- Born: Ronald Stanton Duman February 6, 1954 Ebensburg, Pennsylvania, U.S.
- Died: February 1, 2020 (aged 65) Guilford, Connecticut, U.S.
- Education: College of William & Mary University of Texas Health Science Center at Houston
- Occupation: Neuroscientist

= Ronald Duman =

American medical academic

Ronald Stanton Duman (February 6, 1954 – February 1, 2020) was an American Professor of Psychiatry and Pharmacology Director, Division of Molecular Psychiatry and Abraham Ribicoff Research Facilities at Yale University.

==Education==
Duman graduated from the College of William & Mary (where he played varsity football as a middle linebacker) in 1976. He received his Ph.D. from the University of Texas Health Science Center at Houston (UTHealth) in 1985.

==Career==
Ron Duman's research centered around the biological mechanisms behind antidepressants. In his landmark 1995 paper, he discovered that antidepressants increase the gene expression of Brain-Derived Neurotrophic Factor, or (BDNF) in the hippocampus.
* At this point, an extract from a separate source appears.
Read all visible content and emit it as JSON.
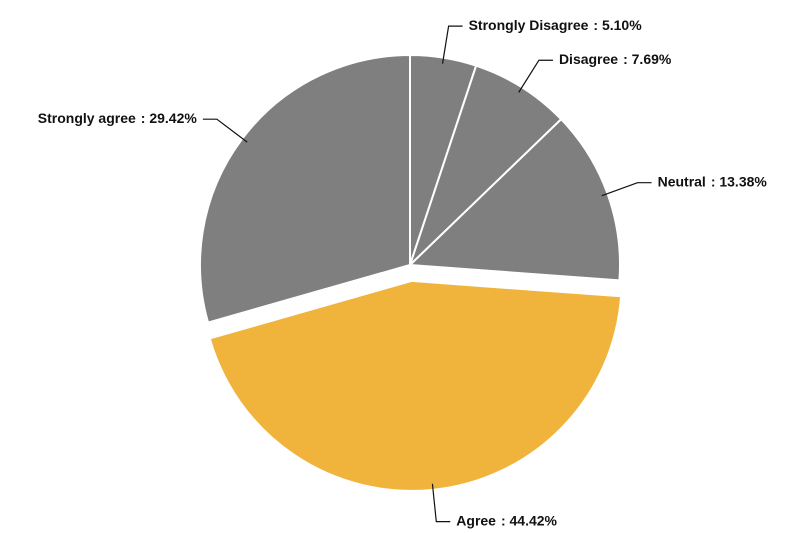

In a later paper he discovered that the downstream effect of BDNF is to increase neurogenesis or the formation of new neurons in the dentate gyrus of the hippocampus.

The results of this work led him to formulate the hypothesis that depression is caused by a decrease in hippocampal neurogenesis caused by elevated cortisol levels.

==Death==
Ronald Duman died on February 1, 2020, at the age of 65 while hiking in Guilford, Connecticut.